Lastly, it negates its purpose of encouraging everyone to work all their might. Supposedly, it is the vaccine against a broken education system focused on results. In reality, students even strive to get grades rather than the value of learning and expertise.
Wrapping Things Up: What Exactly is Grade Deflation (and Why Do Colleges Do This)?
Numerical values may not dictate your future, but it is worthwhile to make positive gains. It is a sign of diligence and responsibility. Hence, deflating a grade could be unfair to anyone’s end.
Again, exactly is grade deflation, and why is it a threat?
In simple words, grade deflation is the counterpart of inflation. It is when grades are reduced according to specific percentages. You can either be a part or not of those who will get an A in a subject.

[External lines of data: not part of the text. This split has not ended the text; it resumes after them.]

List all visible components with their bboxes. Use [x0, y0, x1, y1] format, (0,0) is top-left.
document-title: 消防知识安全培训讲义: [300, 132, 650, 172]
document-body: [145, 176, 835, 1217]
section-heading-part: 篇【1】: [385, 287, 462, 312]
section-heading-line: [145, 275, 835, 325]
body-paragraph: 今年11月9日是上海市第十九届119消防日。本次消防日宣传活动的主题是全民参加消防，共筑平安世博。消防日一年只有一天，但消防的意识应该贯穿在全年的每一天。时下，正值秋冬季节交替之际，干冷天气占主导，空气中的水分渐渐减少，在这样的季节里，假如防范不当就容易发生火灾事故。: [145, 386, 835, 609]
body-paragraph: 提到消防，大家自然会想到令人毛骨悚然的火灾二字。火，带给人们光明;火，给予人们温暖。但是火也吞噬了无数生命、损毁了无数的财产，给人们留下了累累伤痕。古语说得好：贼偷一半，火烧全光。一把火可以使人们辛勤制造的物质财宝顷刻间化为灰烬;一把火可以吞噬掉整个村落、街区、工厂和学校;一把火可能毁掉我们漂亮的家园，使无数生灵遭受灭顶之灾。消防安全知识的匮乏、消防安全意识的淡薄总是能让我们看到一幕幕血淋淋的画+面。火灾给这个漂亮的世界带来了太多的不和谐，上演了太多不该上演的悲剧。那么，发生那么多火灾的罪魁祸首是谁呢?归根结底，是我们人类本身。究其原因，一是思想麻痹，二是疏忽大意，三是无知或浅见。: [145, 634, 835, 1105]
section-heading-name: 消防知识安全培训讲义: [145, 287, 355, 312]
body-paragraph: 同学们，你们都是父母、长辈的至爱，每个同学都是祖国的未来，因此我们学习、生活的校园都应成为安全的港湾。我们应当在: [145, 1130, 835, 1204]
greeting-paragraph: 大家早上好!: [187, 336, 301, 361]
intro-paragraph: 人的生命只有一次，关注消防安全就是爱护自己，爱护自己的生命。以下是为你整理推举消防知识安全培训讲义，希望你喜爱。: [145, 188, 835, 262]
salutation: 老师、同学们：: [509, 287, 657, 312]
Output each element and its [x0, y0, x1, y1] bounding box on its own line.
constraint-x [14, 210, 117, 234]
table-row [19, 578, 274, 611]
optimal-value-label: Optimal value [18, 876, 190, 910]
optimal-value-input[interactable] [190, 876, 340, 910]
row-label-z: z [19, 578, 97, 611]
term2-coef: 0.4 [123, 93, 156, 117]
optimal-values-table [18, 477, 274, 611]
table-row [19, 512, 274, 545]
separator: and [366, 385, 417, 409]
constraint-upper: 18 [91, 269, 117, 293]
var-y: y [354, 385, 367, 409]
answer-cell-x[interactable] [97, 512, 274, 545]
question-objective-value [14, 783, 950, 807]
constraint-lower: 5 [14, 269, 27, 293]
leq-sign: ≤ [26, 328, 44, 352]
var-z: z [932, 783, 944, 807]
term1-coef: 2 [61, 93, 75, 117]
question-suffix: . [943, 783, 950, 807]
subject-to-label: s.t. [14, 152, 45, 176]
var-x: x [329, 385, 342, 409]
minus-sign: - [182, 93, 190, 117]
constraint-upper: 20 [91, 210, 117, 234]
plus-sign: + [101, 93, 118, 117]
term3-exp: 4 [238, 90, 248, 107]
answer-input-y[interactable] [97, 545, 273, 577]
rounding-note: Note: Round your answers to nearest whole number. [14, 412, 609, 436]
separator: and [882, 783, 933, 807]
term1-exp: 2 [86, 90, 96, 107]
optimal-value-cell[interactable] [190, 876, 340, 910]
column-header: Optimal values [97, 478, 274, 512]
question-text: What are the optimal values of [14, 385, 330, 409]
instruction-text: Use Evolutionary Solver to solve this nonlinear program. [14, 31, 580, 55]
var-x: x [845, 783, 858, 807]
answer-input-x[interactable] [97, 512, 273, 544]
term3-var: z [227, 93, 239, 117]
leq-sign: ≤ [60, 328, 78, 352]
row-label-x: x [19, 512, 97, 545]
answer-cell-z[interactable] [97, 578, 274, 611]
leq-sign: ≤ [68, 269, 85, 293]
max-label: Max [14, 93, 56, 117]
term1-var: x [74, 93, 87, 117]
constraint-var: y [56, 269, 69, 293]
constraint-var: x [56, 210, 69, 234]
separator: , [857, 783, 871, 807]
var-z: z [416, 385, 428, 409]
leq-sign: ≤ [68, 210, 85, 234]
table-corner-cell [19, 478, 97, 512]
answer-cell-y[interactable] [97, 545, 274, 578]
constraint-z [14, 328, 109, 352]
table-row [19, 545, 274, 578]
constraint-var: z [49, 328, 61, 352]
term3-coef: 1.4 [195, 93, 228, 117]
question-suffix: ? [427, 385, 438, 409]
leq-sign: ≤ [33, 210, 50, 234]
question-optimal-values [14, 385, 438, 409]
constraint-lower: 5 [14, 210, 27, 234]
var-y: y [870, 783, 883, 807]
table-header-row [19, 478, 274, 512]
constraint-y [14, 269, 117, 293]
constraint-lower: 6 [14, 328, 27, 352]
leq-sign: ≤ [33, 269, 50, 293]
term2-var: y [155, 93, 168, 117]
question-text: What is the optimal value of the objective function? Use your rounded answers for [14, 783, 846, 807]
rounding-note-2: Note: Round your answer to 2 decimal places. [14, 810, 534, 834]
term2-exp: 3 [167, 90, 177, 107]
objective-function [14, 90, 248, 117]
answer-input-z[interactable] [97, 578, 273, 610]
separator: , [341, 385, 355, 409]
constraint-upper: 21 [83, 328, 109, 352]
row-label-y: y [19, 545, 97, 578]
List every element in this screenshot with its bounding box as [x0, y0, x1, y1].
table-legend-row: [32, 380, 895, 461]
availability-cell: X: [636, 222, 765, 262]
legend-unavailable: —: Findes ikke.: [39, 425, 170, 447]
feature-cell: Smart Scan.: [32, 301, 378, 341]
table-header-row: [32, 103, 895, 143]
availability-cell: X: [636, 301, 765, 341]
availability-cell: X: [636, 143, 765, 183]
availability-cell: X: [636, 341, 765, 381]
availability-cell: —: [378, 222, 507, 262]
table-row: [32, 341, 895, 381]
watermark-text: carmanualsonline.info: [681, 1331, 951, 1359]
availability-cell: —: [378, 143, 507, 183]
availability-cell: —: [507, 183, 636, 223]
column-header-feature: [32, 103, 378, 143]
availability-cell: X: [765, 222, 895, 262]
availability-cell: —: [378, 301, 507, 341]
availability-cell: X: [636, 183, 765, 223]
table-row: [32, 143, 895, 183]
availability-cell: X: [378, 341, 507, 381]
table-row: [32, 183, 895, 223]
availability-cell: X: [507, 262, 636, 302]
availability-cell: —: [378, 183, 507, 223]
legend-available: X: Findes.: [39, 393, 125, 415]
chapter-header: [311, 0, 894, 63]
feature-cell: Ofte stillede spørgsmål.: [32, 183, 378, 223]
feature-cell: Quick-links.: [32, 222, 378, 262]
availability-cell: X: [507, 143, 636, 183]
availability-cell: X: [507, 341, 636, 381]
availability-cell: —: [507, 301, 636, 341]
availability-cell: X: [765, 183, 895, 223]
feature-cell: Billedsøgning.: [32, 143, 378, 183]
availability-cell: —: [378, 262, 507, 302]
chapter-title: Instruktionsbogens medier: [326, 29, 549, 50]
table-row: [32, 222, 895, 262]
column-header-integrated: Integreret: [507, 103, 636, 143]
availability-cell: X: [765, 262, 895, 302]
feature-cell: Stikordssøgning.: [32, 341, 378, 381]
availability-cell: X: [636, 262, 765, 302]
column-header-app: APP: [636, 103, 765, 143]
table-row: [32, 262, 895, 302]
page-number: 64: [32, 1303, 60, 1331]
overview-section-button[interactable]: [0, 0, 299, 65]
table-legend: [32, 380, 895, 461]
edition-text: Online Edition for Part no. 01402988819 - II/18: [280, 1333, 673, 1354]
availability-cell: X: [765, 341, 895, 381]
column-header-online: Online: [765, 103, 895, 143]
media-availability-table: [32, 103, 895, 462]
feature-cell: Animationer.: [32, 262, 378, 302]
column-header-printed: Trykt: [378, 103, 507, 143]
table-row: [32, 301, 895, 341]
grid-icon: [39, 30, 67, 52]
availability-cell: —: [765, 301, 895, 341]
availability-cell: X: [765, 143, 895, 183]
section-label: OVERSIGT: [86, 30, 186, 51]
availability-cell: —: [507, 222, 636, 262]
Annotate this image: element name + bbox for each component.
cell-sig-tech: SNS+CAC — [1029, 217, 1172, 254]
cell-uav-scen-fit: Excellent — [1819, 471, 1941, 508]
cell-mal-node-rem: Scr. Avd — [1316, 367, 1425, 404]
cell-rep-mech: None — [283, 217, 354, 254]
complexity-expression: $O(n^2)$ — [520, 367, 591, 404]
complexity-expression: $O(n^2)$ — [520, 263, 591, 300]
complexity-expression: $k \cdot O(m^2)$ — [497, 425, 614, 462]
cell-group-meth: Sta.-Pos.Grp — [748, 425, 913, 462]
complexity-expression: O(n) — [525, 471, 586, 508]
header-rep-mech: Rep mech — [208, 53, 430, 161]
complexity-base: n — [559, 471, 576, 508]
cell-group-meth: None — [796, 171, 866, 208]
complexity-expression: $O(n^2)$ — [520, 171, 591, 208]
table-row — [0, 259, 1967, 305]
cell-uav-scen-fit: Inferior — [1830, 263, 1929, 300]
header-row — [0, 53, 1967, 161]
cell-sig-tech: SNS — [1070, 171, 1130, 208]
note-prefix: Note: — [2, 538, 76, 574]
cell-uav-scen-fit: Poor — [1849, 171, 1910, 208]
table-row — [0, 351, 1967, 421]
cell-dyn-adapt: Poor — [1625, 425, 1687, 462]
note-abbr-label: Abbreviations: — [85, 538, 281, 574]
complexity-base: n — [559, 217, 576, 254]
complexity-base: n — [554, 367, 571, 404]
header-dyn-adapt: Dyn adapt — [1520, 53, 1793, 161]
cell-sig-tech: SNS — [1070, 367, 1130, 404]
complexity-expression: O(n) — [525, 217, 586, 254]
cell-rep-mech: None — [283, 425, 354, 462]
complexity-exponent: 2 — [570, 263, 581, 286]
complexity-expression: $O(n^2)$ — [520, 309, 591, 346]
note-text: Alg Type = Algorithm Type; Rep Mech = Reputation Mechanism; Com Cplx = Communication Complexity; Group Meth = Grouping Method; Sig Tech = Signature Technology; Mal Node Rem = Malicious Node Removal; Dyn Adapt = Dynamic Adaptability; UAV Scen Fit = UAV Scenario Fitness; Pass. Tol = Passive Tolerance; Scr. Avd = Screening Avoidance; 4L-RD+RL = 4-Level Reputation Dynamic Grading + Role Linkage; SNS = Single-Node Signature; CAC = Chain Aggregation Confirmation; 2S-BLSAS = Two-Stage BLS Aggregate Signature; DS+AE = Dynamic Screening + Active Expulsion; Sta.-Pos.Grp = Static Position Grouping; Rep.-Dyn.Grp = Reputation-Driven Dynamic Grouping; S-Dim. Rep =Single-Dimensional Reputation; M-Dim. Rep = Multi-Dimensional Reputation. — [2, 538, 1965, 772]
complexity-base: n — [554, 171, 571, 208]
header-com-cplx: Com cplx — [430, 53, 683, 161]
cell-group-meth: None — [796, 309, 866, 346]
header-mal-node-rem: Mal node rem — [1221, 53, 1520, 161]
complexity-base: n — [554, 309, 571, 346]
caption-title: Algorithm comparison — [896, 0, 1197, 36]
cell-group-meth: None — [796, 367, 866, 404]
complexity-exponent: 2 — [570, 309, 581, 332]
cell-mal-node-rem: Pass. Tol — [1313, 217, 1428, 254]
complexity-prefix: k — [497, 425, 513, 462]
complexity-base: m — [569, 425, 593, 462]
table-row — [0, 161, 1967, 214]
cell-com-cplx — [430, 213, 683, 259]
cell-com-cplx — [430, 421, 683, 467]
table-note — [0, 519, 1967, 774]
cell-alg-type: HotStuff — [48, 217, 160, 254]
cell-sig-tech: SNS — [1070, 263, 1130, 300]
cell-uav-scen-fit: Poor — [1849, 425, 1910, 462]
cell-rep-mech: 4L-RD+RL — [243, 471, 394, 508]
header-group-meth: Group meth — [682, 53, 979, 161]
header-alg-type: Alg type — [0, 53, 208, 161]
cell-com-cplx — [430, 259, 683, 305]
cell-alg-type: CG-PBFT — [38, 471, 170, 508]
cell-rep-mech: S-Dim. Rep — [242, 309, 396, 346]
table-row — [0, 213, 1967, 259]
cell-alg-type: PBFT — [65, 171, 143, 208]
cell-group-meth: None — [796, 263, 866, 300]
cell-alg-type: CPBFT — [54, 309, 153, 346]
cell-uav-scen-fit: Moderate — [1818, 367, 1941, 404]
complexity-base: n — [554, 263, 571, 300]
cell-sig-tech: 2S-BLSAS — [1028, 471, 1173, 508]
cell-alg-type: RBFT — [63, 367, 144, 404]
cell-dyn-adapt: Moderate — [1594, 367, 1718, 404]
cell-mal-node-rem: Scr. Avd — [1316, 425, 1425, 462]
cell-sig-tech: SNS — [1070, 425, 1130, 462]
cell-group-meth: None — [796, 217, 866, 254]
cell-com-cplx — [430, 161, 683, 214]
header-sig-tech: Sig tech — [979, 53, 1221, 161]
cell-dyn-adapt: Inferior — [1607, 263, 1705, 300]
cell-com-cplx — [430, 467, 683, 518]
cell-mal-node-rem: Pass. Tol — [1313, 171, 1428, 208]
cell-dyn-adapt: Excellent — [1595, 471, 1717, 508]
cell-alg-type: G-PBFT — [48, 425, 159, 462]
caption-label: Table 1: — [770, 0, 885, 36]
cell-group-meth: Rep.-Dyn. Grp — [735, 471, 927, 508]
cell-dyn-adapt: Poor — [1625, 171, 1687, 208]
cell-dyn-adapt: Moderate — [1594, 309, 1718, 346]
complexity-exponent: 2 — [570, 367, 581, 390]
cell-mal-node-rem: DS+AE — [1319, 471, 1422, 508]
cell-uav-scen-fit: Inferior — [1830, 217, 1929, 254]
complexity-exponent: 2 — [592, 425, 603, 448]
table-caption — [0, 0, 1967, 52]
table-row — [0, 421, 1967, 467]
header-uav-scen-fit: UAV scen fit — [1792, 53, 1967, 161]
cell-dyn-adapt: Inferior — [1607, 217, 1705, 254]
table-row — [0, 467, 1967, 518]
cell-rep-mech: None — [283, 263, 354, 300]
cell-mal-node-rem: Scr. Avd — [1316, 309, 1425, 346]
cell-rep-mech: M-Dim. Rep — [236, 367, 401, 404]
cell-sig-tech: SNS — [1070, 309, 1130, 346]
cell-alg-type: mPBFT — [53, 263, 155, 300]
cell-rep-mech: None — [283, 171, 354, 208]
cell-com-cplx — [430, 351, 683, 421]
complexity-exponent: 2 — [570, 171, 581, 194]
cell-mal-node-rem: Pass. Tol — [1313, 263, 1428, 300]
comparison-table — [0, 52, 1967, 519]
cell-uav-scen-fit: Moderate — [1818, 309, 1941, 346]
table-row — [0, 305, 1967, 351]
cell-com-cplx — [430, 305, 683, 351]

Imagine working hard, but your grade does not compensate for the effort you exert? It is unrewarding when you get good marks during exams but is faced with a result you do not deserve.
However, you cannot just easily deny the fact that the grading system is always the reason. The grading system should not be the first factor to look at when applying to a university. Always choose the institute that provides competent education.
Now, start listing down the university you aim to spend your tertiary education in. Make learning a positive habit so you stand out in any scenario–-be it grade inflation or deflation.